Why is art so obsessed with sin?

Pride, greed, lust, envy, gluttony, wrath, and sloth have each been the force behind some of the most iconic images in art history. The Seven Deadly Sins provide an exhaustive guide to humanity’s worst tendencies, which artists have taken and run with throughout history. While its delivery is often inherently moralistic and religious, even contemporary work treads a similar path.

Tracey Emin’s My Bed might not have the Biblical context of Adam and Eve (Original Sin) by Lucas Cranach, the Elder, but it’s one of the most striking comments on sloth and gluttony in Western art and speaks to the longevity of the concept that has long been an obsession for artists and audiences alike.

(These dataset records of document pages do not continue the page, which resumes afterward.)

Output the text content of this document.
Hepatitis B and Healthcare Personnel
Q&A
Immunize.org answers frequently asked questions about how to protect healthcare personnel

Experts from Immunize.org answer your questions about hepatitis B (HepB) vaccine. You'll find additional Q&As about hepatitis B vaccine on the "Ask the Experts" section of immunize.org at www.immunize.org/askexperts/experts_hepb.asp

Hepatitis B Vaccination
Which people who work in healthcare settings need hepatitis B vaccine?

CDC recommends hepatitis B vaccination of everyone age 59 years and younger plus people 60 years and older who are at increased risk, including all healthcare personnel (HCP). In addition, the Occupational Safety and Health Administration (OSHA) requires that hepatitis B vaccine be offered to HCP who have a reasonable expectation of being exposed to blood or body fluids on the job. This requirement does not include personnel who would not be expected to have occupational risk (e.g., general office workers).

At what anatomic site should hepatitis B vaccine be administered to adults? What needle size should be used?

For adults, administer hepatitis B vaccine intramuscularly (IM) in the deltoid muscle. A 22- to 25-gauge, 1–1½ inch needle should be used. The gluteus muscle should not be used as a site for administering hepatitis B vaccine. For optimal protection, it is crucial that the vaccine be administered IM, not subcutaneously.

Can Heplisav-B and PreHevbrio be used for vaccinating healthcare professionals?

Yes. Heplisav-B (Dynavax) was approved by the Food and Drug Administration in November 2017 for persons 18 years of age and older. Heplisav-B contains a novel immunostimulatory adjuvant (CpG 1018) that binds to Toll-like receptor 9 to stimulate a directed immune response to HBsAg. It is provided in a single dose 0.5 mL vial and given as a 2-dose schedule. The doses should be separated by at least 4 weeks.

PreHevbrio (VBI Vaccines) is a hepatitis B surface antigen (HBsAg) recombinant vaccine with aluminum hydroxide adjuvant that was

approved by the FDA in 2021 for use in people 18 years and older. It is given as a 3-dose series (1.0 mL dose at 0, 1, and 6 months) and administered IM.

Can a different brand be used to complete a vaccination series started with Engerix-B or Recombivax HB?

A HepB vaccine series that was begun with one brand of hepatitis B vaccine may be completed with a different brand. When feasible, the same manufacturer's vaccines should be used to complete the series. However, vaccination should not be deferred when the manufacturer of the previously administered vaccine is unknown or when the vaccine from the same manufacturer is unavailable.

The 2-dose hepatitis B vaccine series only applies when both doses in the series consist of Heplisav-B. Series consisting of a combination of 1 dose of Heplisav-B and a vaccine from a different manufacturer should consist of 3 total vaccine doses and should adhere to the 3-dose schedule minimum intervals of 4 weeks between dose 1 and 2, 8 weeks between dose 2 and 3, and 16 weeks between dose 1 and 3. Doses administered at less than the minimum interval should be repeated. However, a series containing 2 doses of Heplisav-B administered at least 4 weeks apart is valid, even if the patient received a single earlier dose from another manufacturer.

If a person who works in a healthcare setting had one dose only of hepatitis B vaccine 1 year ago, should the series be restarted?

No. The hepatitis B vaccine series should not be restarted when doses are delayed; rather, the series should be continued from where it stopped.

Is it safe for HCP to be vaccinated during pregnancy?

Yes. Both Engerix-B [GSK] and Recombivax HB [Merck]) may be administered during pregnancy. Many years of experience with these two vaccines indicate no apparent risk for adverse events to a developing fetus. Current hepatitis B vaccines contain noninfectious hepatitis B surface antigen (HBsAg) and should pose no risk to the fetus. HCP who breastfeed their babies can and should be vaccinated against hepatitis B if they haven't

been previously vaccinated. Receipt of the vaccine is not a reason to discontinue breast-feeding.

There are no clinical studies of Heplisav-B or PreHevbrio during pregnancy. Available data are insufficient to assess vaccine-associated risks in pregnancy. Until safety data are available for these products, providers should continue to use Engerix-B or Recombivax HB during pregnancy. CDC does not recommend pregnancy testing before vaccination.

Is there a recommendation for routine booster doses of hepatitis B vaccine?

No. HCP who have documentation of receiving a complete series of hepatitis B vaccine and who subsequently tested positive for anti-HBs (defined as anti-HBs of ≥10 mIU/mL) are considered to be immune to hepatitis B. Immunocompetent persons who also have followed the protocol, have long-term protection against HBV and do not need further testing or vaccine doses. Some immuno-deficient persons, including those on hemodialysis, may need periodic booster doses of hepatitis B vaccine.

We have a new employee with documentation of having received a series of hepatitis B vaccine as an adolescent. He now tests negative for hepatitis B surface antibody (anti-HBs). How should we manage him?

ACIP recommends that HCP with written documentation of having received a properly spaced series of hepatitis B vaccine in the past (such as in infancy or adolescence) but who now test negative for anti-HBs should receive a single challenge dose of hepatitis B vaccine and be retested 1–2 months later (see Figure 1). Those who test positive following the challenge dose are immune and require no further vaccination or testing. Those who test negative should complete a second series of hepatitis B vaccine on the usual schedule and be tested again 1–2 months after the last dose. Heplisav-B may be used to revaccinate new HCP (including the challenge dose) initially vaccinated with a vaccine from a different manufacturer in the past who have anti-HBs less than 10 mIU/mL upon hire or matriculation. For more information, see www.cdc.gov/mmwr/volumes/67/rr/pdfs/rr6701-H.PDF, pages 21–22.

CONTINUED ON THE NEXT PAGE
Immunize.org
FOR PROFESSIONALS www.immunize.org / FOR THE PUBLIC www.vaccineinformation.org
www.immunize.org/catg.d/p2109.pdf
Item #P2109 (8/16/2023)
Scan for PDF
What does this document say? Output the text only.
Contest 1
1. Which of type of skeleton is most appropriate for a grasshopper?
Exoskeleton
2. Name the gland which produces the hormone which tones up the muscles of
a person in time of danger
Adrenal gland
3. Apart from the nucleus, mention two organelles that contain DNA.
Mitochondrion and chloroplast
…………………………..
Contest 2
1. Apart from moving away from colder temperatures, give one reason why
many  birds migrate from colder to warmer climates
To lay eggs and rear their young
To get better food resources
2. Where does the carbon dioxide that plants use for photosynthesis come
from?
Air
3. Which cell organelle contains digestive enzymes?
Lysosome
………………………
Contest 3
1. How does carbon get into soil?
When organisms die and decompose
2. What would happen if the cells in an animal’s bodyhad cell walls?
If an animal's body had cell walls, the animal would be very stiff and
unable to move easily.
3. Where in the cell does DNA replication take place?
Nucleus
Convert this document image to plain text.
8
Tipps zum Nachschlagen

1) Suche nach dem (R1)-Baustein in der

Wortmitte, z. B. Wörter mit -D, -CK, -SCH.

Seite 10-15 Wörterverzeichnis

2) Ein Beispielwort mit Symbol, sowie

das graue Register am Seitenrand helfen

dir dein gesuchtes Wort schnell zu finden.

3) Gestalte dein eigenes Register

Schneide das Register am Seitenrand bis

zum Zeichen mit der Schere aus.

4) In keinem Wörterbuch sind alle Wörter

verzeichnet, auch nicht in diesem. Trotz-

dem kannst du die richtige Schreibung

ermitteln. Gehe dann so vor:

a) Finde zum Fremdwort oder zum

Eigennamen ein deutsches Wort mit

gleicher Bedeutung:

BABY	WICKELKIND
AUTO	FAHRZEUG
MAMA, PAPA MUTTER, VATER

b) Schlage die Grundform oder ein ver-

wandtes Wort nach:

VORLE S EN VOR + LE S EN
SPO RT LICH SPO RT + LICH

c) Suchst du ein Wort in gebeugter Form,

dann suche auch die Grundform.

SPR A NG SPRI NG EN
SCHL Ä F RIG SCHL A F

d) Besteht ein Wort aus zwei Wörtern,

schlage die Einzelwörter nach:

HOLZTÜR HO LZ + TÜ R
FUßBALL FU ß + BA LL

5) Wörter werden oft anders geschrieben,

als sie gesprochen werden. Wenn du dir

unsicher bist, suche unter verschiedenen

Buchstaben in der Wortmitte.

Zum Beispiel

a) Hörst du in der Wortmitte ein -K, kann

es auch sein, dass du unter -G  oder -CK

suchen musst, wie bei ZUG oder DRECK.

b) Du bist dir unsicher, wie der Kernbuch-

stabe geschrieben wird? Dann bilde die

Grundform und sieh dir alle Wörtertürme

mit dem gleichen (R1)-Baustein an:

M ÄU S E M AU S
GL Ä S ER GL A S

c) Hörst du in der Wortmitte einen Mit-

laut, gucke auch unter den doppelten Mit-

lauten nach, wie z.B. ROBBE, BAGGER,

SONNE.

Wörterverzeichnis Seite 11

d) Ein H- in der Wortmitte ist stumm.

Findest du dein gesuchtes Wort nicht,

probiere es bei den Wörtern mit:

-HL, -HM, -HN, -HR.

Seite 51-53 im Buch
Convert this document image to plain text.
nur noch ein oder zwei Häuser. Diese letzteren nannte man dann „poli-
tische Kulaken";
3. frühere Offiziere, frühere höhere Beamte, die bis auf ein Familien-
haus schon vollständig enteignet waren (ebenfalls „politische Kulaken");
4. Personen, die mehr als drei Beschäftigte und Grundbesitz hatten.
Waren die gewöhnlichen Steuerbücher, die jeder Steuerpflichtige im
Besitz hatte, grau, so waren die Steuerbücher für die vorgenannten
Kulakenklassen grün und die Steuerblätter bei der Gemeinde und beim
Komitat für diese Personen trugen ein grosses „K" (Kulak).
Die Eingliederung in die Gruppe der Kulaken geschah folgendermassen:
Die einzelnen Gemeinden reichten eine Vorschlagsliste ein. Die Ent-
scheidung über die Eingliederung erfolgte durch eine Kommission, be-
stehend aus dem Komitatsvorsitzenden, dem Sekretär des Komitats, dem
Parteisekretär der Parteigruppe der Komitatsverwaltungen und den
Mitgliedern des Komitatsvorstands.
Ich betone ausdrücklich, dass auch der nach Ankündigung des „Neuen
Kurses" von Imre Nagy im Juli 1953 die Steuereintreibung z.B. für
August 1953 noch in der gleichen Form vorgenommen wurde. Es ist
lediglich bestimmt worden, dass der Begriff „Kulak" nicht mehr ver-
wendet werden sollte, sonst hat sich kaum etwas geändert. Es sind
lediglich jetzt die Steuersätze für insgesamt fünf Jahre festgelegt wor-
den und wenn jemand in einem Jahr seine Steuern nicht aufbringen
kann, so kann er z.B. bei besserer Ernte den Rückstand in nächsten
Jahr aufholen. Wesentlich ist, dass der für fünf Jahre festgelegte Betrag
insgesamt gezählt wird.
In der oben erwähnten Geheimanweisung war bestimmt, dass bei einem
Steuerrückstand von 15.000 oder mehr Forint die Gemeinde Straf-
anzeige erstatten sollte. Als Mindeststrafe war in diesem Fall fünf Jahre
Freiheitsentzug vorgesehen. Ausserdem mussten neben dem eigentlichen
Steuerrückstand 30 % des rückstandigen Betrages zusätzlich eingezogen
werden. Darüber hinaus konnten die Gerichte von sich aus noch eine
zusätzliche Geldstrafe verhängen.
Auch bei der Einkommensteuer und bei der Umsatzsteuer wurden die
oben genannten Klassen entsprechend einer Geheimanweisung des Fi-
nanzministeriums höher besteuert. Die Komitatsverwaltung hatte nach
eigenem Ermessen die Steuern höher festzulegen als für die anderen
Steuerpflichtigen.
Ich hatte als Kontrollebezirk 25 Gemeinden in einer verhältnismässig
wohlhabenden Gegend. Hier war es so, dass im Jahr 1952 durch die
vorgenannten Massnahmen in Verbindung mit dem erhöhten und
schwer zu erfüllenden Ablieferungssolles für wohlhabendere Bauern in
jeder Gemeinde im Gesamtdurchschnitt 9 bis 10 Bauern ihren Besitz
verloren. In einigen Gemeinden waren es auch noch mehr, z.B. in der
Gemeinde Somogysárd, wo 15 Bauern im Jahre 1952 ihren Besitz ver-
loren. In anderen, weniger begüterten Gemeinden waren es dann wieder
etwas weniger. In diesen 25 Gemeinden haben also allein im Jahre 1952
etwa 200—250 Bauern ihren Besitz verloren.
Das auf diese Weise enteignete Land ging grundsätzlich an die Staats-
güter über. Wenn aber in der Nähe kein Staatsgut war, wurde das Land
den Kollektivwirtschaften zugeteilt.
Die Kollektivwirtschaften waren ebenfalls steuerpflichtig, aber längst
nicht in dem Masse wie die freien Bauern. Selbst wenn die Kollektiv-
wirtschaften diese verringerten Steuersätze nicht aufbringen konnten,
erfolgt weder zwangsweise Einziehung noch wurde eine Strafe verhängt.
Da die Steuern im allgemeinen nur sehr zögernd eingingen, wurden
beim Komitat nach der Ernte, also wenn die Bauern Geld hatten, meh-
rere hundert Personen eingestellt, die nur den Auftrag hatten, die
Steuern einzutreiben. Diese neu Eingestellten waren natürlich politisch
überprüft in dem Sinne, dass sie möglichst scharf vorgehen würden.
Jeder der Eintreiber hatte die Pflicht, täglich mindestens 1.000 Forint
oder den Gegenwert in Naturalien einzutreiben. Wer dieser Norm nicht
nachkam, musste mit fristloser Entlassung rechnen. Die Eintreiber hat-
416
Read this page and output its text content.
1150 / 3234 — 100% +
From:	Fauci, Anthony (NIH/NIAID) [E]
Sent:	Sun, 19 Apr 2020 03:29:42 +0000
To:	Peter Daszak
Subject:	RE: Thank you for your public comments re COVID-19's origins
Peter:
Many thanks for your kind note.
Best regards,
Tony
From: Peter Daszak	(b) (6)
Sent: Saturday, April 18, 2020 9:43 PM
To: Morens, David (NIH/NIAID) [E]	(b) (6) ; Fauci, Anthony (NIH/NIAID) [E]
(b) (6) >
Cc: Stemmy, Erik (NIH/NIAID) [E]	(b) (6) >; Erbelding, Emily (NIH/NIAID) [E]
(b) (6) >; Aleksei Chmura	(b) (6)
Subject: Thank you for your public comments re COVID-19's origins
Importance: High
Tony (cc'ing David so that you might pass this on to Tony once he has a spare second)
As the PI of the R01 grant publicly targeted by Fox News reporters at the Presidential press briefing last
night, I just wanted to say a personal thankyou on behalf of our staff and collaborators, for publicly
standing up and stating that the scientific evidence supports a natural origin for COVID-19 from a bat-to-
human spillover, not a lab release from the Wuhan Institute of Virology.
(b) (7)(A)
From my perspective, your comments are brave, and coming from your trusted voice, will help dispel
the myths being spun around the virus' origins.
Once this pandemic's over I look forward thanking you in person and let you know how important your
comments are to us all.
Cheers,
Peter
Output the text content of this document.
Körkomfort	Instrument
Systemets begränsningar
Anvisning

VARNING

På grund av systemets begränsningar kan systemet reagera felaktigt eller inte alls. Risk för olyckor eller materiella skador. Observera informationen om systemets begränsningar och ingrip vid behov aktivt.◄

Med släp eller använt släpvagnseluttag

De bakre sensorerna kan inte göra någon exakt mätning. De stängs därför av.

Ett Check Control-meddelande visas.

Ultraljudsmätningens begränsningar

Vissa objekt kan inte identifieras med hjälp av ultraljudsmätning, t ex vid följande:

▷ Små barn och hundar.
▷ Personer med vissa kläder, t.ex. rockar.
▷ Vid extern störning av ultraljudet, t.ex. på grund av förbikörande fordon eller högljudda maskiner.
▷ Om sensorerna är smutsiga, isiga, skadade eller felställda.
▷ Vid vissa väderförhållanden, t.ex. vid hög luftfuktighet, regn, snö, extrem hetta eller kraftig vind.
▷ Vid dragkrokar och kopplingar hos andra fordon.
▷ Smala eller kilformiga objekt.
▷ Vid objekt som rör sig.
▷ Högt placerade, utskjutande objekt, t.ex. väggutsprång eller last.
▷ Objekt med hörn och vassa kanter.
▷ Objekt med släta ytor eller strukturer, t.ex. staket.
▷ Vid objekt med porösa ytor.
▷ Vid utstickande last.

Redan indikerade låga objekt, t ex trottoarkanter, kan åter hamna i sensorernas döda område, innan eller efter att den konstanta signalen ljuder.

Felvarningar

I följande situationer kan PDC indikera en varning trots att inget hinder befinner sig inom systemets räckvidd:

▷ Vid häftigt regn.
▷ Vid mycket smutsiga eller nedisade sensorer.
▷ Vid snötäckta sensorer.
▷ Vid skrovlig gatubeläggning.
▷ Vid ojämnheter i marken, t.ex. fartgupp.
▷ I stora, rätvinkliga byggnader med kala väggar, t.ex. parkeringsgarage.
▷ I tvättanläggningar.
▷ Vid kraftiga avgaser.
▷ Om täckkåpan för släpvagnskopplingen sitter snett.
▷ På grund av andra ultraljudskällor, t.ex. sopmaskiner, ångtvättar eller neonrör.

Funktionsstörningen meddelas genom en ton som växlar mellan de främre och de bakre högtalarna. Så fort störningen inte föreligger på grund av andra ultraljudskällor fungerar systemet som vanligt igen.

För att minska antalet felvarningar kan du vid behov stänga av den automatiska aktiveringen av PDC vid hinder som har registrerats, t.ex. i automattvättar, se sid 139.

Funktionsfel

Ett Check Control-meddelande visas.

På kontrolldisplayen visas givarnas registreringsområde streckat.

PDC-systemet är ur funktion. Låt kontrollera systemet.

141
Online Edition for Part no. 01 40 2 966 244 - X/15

It’s easy to see why it’s an intriguing subject for creatives. Even beyond the Renaissance artworks more closely associated with religious sin, if you look at some of the most significant cultural offerings of recent times, whether it be Succession or blockbusters like Oppenheimer, they each grapple with sin to some degree. Their broad strokes depict the human condition – the need to acquire and dominate.

Somewhere amongst the tangle of emotions that all kinds of art can deliver will nearly always be one of the seven, with the latest choice depictions being greed and pride. As narratives about late-stage capitalism increasingly seep into art, visual ideas that stemmed from the initial concept of greed as a sin have adapted with time, allowing artists the platform to explore colonialism, racism and belonging.

James Boyce argued in The Guardian that the original sin “led to a Western obsession with self-help”, but if we look at modern depictions of sin in art, an alternative way of looking at it is that we’re just revelling in the debauchery. Particularly after the pandemic, audiences wanted their senses shaken alive again. Art shows soon became immersive exhibitions, getting bigger and involving dance and music. Maybe that in itself is a testament to the temptation of greed to want bigger and better things to absorb.

The self-help angle is clearly evident in more religious work, which aims to push the viewers towards moral judgments of the scenes in a painting, and also themselves, as in works like Hieronymous Bosch’s The Seven Deadly Sins and Augustus Leopold Egg’s Past and Present, No. 1. But the subversive reframing of that holiness, like Joyce Lee’s Prayer series, toys with the idea of sin in a way that isn’t centred on punishment, and is free of Biblical guilt.

We’ve warmed to the idea of the forbidden so much that thousands routinely pack out an entire museum dedicated to banned artworks. In an era bogged down in debates on free expression, our relationship to sin in art has changed and, if anything, has given it a more enthusiastic platform than its hyper-religious beginnings intended.